Le Liberland, ce micro-État européen qui inquiète la France
« Vivre et laisser vivre », la devise de la République du Liberland, un micro-État créé en 2015 dans les Balkans, sur les rives du Danube entre la Serbie et la Croatie, se heurte à la « libre circulation » régulée au sein de l'espace Schengen. Cette nation autoproclamée, constituée par un entrepreneur tchèque, Vit Jedlicka, revendique une « société où les honnêtes citoyens peuvent prospérer sans lois, sans règlements ni impôts d'État inefficaces et contraignants ». Quelques kilomètres de terres que nul pays frontalier ne réclame et régis par les doctrines libertariennes.
Selon nos informations, les autorités françaises se méfient de cette micro-nation, qui n'est pas reconnue par la communauté internationale et dont on parle très peu dans la presse généraliste. Les policiers du service de sécurité intérieure (SSI), de la direction de la coopération internationale et de son antenne basée à l'ambassade de France à Belgrade (Serbie) ont alerté la police aux frontières (PAF) du commerce de passeports diplomatiques. À en croire les enquêteurs, avec 5 000 dollars (4 300 euros) payables en bitcoins, n'importe qui peut acquérir le précieux sésame.
5 000 dollars pour un passeport diplomatique
Nos limiers ont été sensibilisés par leurs homologues serbes. Depuis plusieurs semaines, ces derniers ont constaté à l'aéroport de la capitale une recrudescence de ressortissants indiens en possession de passeports diplomatiques de la « République libre du Liberland ». Le cas le plus récent date du 6 février, quand un titulaire de ce sauf-conduit entendait embarquer pour Londres.
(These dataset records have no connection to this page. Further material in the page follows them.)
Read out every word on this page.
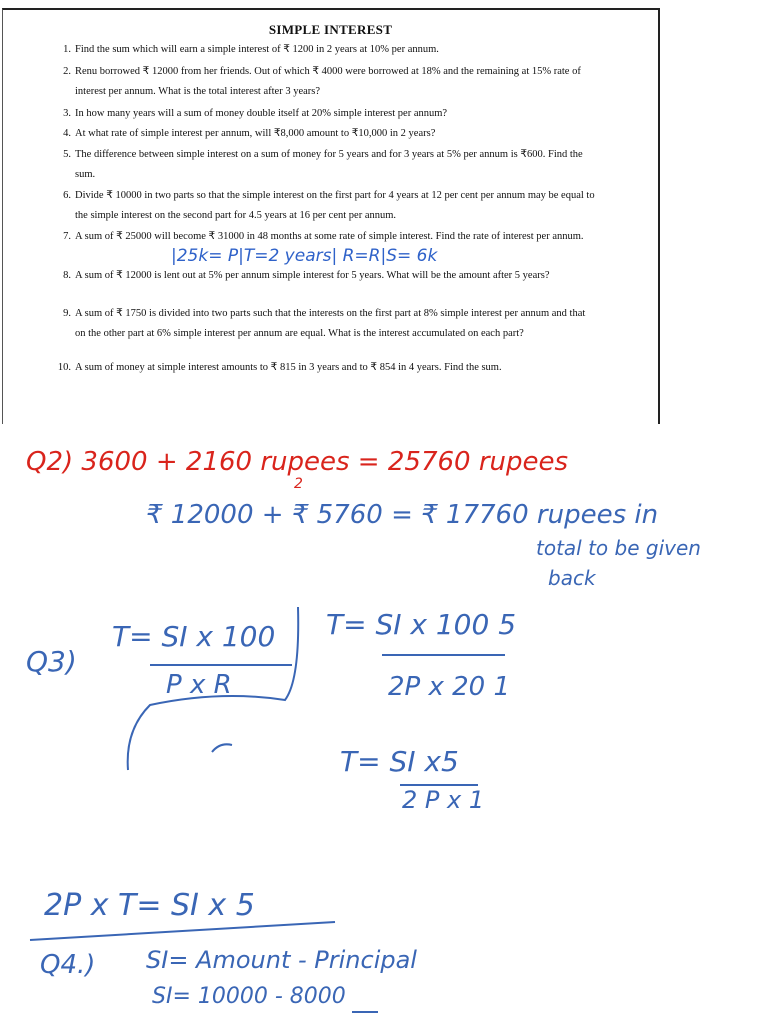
SIMPLE INTEREST
1. Find the sum which will earn a simple interest of ₹ 1200 in 2 years at 10% per annum.
2. Renu borrowed ₹ 12000 from her friends. Out of which ₹ 4000 were borrowed at 18% and the remaining at 15% rate of interest per annum. What is the total interest after 3 years?
3. In how many years will a sum of money double itself at 20% simple interest per annum?
4. At what rate of simple interest per annum, will ₹8,000 amount to ₹10,000 in 2 years?
5. The difference between simple interest on a sum of money for 5 years and for 3 years at 5% per annum is ₹600. Find the sum.
6. Divide ₹ 10000 in two parts so that the simple interest on the first part for 4 years at 12 per cent per annum may be equal to the simple interest on the second part for 4.5 years at 16 per cent per annum.
7. A sum of ₹ 25000 will become ₹ 31000 in 48 months at some rate of simple interest. Find the rate of interest per annum.
8. A sum of ₹ 12000 is lent out at 5% per annum simple interest for 5 years. What will be the amount after 5 years?
9. A sum of ₹ 1750 is divided into two parts such that the interests on the first part at 8% simple interest per annum and that on the other part at 6% simple interest per annum are equal. What is the interest accumulated on each part?
10. A sum of money at simple interest amounts to ₹ 815 in 3 years and to ₹ 854 in 4 years. Find the sum.
|25k= P|T=2 years| R=R|S= 6k
Q2) 3600 + 2160 rupees = 25760 rupees
2
₹ 12000 + ₹ 5760 = ₹ 17760 rupees in
total to be given
back
Q3)
T= SI x 100
P x R
T= SI x 100 5
2P x 20 1
T= SI x5
2 P x 1
2P x T= SI x 5
Q4.) SI= Amount - Principal
SI= 10000 - 8000
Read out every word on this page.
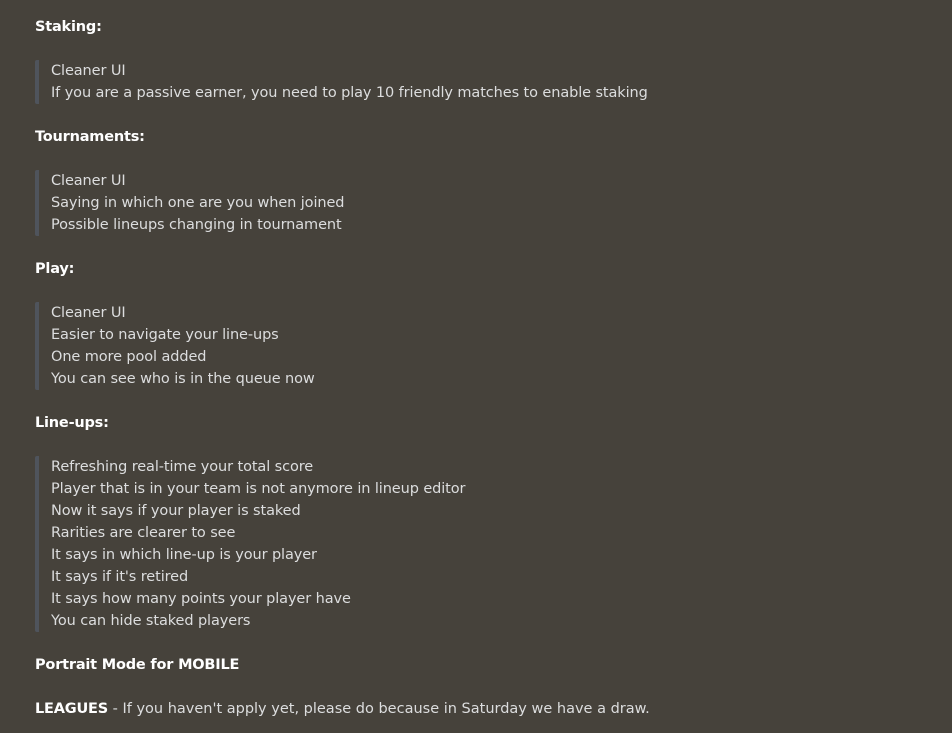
Staking:
Cleaner UI
If you are a passive earner, you need to play 10 friendly matches to enable staking
Tournaments:
Cleaner UI
Saying in which one are you when joined
Possible lineups changing in tournament
Play:
Cleaner UI
Easier to navigate your line-ups
One more pool added
You can see who is in the queue now
Line-ups:
Refreshing real-time your total score
Player that is in your team is not anymore in lineup editor
Now it says if your player is staked
Rarities are clearer to see
It says in which line-up is your player
It says if it's retired
It says how many points your player have
You can hide staked players
Portrait Mode for MOBILE
LEAGUES - If you haven't apply yet, please do because in Saturday we have a draw.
« Ce micro-État est une porte d'entrée non contrôlée vers la France. Une fois qu'un individu a acheté son passeport, qu'on le laisse entrer dans l'espace Schengen, tout peut arriver ! » s'inquiète une source à la police aux frontières basée à Roissy-Charles-de-Gaulle, la plateforme aéroportuaire qui compte le plus d'agents du renseignement, tous services confondus.
La France refuse l'entrée sur son territoire
De fait, une note du groupe d'analyse et de suivi des affaires d'immigration (Gasai) de la PAF, datée du 3 mars, oblige les fonctionnaires aux frontières à refuser l'entrée en France aux « ressortissants » du Liberland. Il considère les documents administratifs en leur possession comme « fantaisistes et par définition non reconnus par la France ».
La note a listé les pays à risque par lesquels ceux qui ont acquis ces passeports sont susceptibles de passer. Les policiers sont censés regarder à deux fois les arrivées en provenance d'Israël, du Liban, de la Turquie et, plus largement, du Proche et du Moyen-Orient. De même que les vols en partance pour Londres font également l'objet d'une attention particulière. Selon le document du Gasai, le Liberland a reçu un demi-million de demandes de citoyenneté, dont 100 000 du Moyen-Orient et 18 000 des États-Unis.
Le Liberland n'a pas encore fait connaître sa position face à la fermeture des frontières à ses ressortissants munis d'un passeport diplomatique.